If asked to think about disability and music, your mind might jump to a few familiar figures. Ludwig van Beethoven composing some of his most celebrated works after the onset of deafness or Stevie Wonder building a legendary career that reshaped popular music while navigating an industry designed for sighted performers. These stories are often told as shorthand for perseverance, genius triumphing over adversity. What we rarely pause to consider is the practical reality embedded in those stories: what it actually means to make music when the body does not match the assumptions built into instruments, training, or performance culture.
Beneath the mythology are countless technical, creative, and social adjustments that foster creation and innovation. Contemporary musicians continue to show how disability shapes the music and reveal the multiple functions of artistry as a catalyst for technical innovation, adjustment, and connection. Each of the following musicians illustrates a different way that adaptation shows up in artistic practice.

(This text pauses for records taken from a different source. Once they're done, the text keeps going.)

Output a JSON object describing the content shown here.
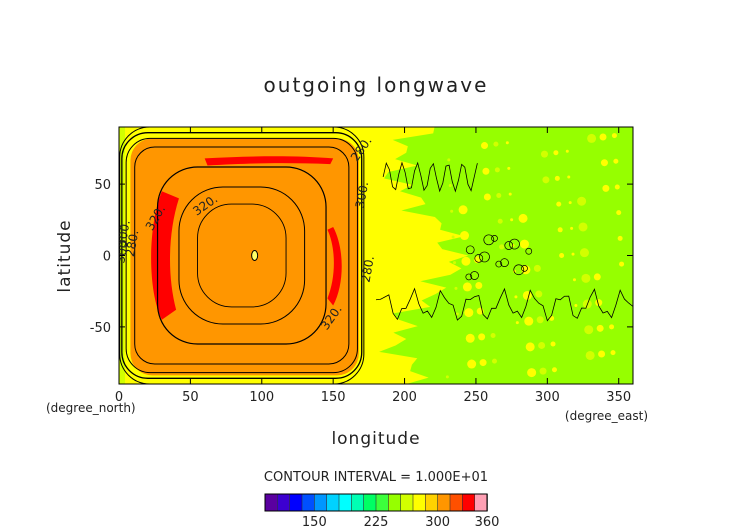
{
  "chart_data": {
    "type": "heatmap",
    "title": "outgoing longwave",
    "xlabel": "longitude",
    "ylabel": "latitude",
    "x_unit_label": "(degree_east)",
    "y_unit_label": "(degree_north)",
    "xlim": [
      0,
      360
    ],
    "ylim": [
      -90,
      90
    ],
    "x_ticks": [
      0,
      50,
      100,
      150,
      200,
      250,
      300,
      350
    ],
    "y_ticks": [
      -50,
      0,
      50
    ],
    "contour_interval_label": "CONTOUR INTERVAL = 1.000E+01",
    "contour_labels": [
      "280.",
      "300.",
      "320.",
      "320.",
      "280.",
      "300.",
      "320.",
      "300",
      "280."
    ],
    "colorbar": {
      "min": 90,
      "max": 360,
      "step": 15,
      "tick_values": [
        150,
        225,
        300,
        360
      ],
      "colors": [
        "#5a00a0",
        "#3c00d0",
        "#0000ff",
        "#0050ff",
        "#0096ff",
        "#00d2ff",
        "#00ffff",
        "#00ffb4",
        "#00ff64",
        "#3cff3c",
        "#96ff00",
        "#d2ff00",
        "#ffff00",
        "#ffd200",
        "#ff9600",
        "#ff5000",
        "#ff0000",
        "#ffa0b4"
      ]
    },
    "field_description_values": {
      "center_lon": 95,
      "center_lat": 0,
      "peak_value": 335,
      "box_lon_range": [
        0,
        175
      ],
      "background_band_west": [
        180,
        250
      ],
      "background_east": [
        250,
        360
      ]
    }
  }
}
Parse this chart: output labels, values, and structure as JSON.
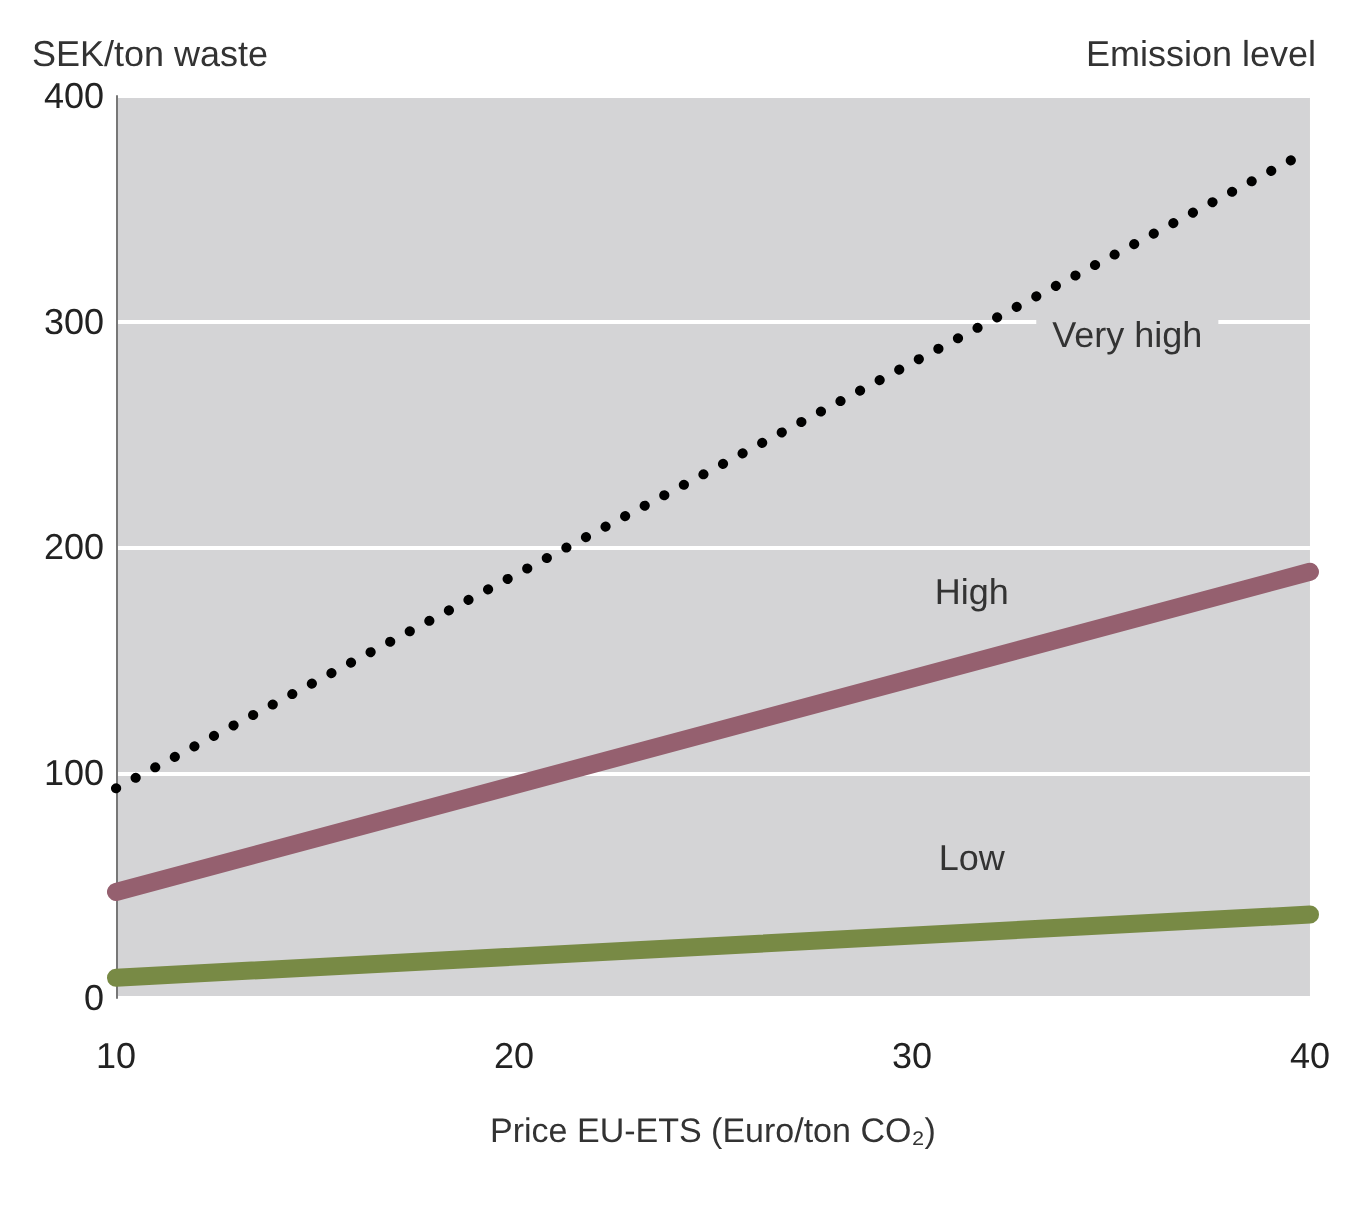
{
  "chart_data": {
    "type": "line",
    "ylabel": "SEK/ton waste",
    "xlabel": "Price EU-ETS (Euro/ton CO₂)",
    "legend_title": "Emission level",
    "x": [
      10,
      40
    ],
    "series": [
      {
        "name": "Very high",
        "color": "#000000",
        "values": [
          93,
          376
        ],
        "line_style": "dotted"
      },
      {
        "name": "High",
        "color": "#95606f",
        "values": [
          47,
          189
        ],
        "line_style": "solid"
      },
      {
        "name": "Low",
        "color": "#788a45",
        "values": [
          9,
          37
        ],
        "line_style": "solid"
      }
    ],
    "xlim": [
      10,
      40
    ],
    "xticks": [
      10,
      20,
      30,
      40
    ],
    "ylim": [
      0,
      400
    ],
    "yticks": [
      0,
      100,
      200,
      300,
      400
    ],
    "grid": "y",
    "marker": "none",
    "legend": false
  }
}
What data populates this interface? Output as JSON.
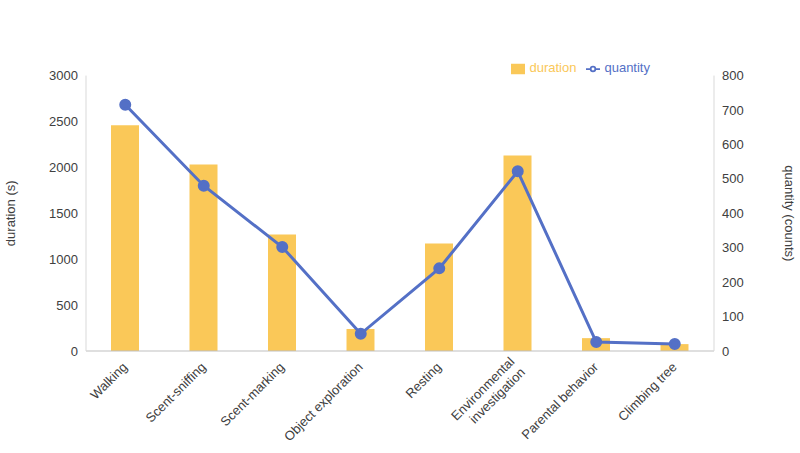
{
  "chart_data": {
    "type": "bar",
    "categories": [
      "Walking",
      "Scent-sniffing",
      "Scent-marking",
      "Object exploration",
      "Resting",
      "Environmental investigation",
      "Parental behavior",
      "Climbing tree"
    ],
    "series": [
      {
        "name": "duration",
        "type": "bar",
        "color": "#FAC858",
        "values": [
          2460,
          2030,
          1270,
          240,
          1170,
          2130,
          140,
          75
        ]
      },
      {
        "name": "quantity",
        "type": "line",
        "axis": "y2",
        "color": "#5470C6",
        "marker": "circle",
        "values": [
          715,
          480,
          302,
          50,
          240,
          522,
          26,
          20
        ]
      }
    ],
    "y_label": "duration (s)",
    "y2_label": "quantity (counts)",
    "ylim": [
      0,
      3000
    ],
    "yticks": [
      0,
      500,
      1000,
      1500,
      2000,
      2500,
      3000
    ],
    "y2lim": [
      0,
      800
    ],
    "y2ticks": [
      0,
      100,
      200,
      300,
      400,
      500,
      600,
      700,
      800
    ],
    "grid": false,
    "legend": "top right"
  }
}
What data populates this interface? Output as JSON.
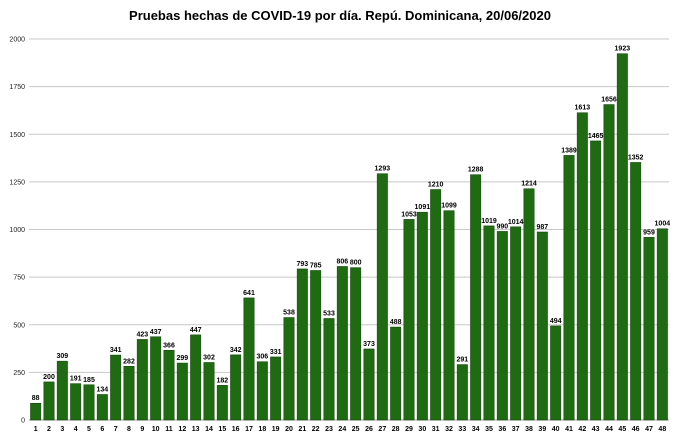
{
  "chart_data": {
    "type": "bar",
    "title": "Pruebas hechas de COVID-19 por día. Repú. Dominicana, 20/06/2020",
    "xlabel": "",
    "ylabel": "",
    "ylim": [
      0,
      2000
    ],
    "yticks": [
      0,
      250,
      500,
      750,
      1000,
      1250,
      1500,
      1750,
      2000
    ],
    "grid": true,
    "legend": "none",
    "bar_color": "#1e6b12",
    "bar_border_color": "#0f3d08",
    "categories": [
      "1",
      "2",
      "3",
      "4",
      "5",
      "6",
      "7",
      "8",
      "9",
      "10",
      "11",
      "12",
      "13",
      "14",
      "15",
      "16",
      "17",
      "18",
      "19",
      "20",
      "21",
      "22",
      "23",
      "24",
      "25",
      "26",
      "27",
      "28",
      "29",
      "30",
      "31",
      "32",
      "33",
      "34",
      "35",
      "36",
      "37",
      "38",
      "39",
      "40",
      "41",
      "42",
      "43",
      "44",
      "45",
      "46",
      "47",
      "48"
    ],
    "values": [
      88,
      200,
      309,
      191,
      185,
      134,
      341,
      282,
      423,
      437,
      366,
      299,
      447,
      302,
      182,
      342,
      641,
      306,
      331,
      538,
      793,
      785,
      533,
      806,
      800,
      373,
      1293,
      488,
      1053,
      1091,
      1210,
      1099,
      291,
      1288,
      1019,
      990,
      1014,
      1214,
      987,
      494,
      1389,
      1613,
      1465,
      1656,
      1923,
      1352,
      959,
      1004
    ]
  }
}
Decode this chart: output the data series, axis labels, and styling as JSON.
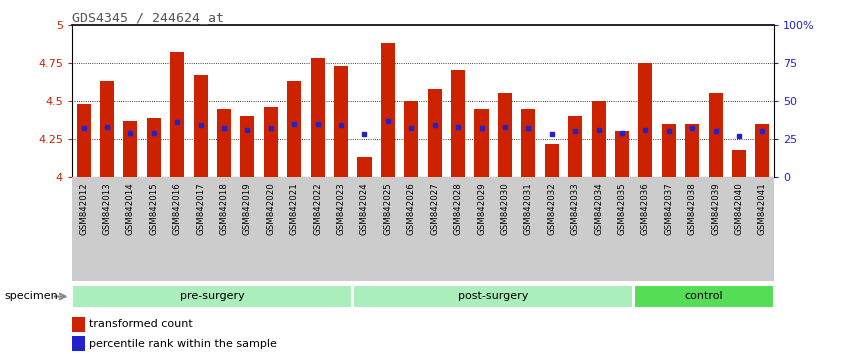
{
  "title": "GDS4345 / 244624_at",
  "samples": [
    "GSM842012",
    "GSM842013",
    "GSM842014",
    "GSM842015",
    "GSM842016",
    "GSM842017",
    "GSM842018",
    "GSM842019",
    "GSM842020",
    "GSM842021",
    "GSM842022",
    "GSM842023",
    "GSM842024",
    "GSM842025",
    "GSM842026",
    "GSM842027",
    "GSM842028",
    "GSM842029",
    "GSM842030",
    "GSM842031",
    "GSM842032",
    "GSM842033",
    "GSM842034",
    "GSM842035",
    "GSM842036",
    "GSM842037",
    "GSM842038",
    "GSM842039",
    "GSM842040",
    "GSM842041"
  ],
  "bar_values": [
    4.48,
    4.63,
    4.37,
    4.39,
    4.82,
    4.67,
    4.45,
    4.4,
    4.46,
    4.63,
    4.78,
    4.73,
    4.13,
    4.88,
    4.5,
    4.58,
    4.7,
    4.45,
    4.55,
    4.45,
    4.22,
    4.4,
    4.5,
    4.3,
    4.75,
    4.35,
    4.35,
    4.55,
    4.18,
    4.35
  ],
  "percentile_values": [
    4.32,
    4.33,
    4.29,
    4.29,
    4.36,
    4.34,
    4.32,
    4.31,
    4.32,
    4.35,
    4.35,
    4.34,
    4.28,
    4.37,
    4.32,
    4.34,
    4.33,
    4.32,
    4.33,
    4.32,
    4.28,
    4.3,
    4.31,
    4.29,
    4.31,
    4.3,
    4.32,
    4.3,
    4.27,
    4.3
  ],
  "ymin": 4.0,
  "ymax": 5.0,
  "yticks": [
    4.0,
    4.25,
    4.5,
    4.75,
    5.0
  ],
  "ytick_labels_left": [
    "4",
    "4.25",
    "4.5",
    "4.75",
    "5"
  ],
  "ytick_labels_right": [
    "0",
    "25",
    "50",
    "75",
    "100%"
  ],
  "bar_color": "#cc2200",
  "dot_color": "#2222cc",
  "plot_bg_color": "#ffffff",
  "title_color": "#555555",
  "left_tick_color": "#cc2200",
  "right_tick_color": "#2222cc",
  "xtick_bg_color": "#cccccc",
  "group_light_color": "#aaeebb",
  "group_dark_color": "#55dd55",
  "group_defs": [
    {
      "label": "pre-surgery",
      "start": 0,
      "end": 12,
      "light": true
    },
    {
      "label": "post-surgery",
      "start": 12,
      "end": 24,
      "light": true
    },
    {
      "label": "control",
      "start": 24,
      "end": 30,
      "light": false
    }
  ]
}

Finding a Functional Voice
The spark for this piece came from Jeremy Bolm, frontman of the post-hardcore band Touché Amoré. For years, listeners assumed the raw urgency of his vocals characterized by a strained, breaking sound common in hardcore vocalists, was simply the result of vocal damage from years of screaming onstage.
Bolm recently shared that he has mutational falsetto, a condition in which the voice remains in a higher register after puberty. Clinically, the condition is often described as treatable. In his interview on HardLore, Bolm spoke openly about choosing not to pursue correction. Bolm shared while he can’t project his speaking voice very loudly, onstage he can yell powerfully and consistently within the vocal style his band uses.
In that sense, hardcore music didn’t emerge as a workaround for a vocal limitation; it became the place where his voice works best. The genre allows him to use the full range of what his voice can do rather than narrowing it to what would sound conventional in ordinary speech. Even the name of his record label, Secret Voice, carries a private reference to his ability to drop into a lower register when needed.
Watch a clip of Jeremy’s interview here:
When Adaptation Shapes the Sound
Sometimes adaptation comes in the form of changing the instrument itself. After losing the tips of two fingers on his fretting hand in a workplace accident, Tony Iommi of Black Sabbath, realized that if he was going to continue playing guitar, the instrument would need to adapt to his body.
While recovering in the hospital, Tony’s factory manager shared the story of jazz guiatarist Django Reinhardt who continued performing after a burn injury left two fingers on his fretting hand largely unusable. Iommi attributed Reinhardt’s story as a driving force for his own return to guitar.
After his recovery, Iommi began experimenting. He created homemade prosthetic fingertip caps, made his own set up and light-gauge strings, and tuned his guitar lower to account for his disability. These adjustments were practical solutions to a physical limitation, but they also changed the instrument’s tone. The result was a heavier, darker sound that became foundational to heavy metal.
Listen to Tony’s story here:
Building a Framework for Adaptive Artistry
While Jeremy Bolm and Tony Iommi illustrate how individuals adapt their voices or instruments, some musicians are creating systems that allow adaptation to happen at scale. Violinist Amy Wang-Hiller, who lives with C1 incomplete quadriplegia, has become an advocate for what she coins “adaptive artistry.” Her work focuses on rethinking the relationship between body, instrument, and technique. Instead of asking musicians to conform to traditional methods, the methods and tools are redesigned to meet the musician where they are.
Through her organization, Inclusivibe,Wang-Hiller seeks to “amplify disabled artists and neurocomplex communities through inclusive performances, short films, and practical education and tools – so people are seen, heard, and supported.” The emphasis is on expanding who can participate and how music can be created to bring joy and connection to self.
Wang-Hiller's work calls for systemic adaptation. Musical environments can be intentionally structured to support full participation. In this model, adaptation is normalized rather than exceptional.
Learn about Amy’s story and ongoing work here:
Across these stories, a pattern emerges: music offers multiple pathways for adaptation. Jeremy Bolm shows how finding a musical framework fosters expression on its own terms. Tony Iommi demonstrates how modifying an instrument can transform a limitation into a defining creative force. Amy Wang-Hiller illustrates how systemic adaptations can expand participation for musicians with neurocomplex conditions.
Innovation often comes through the synchronization of our bodies, tools, and contexts. These stories provide a reminder that human potential is realized by embracing our ability to shape and be shaped, and in doing so, generate new possibilities for expression, creativity, and innovation.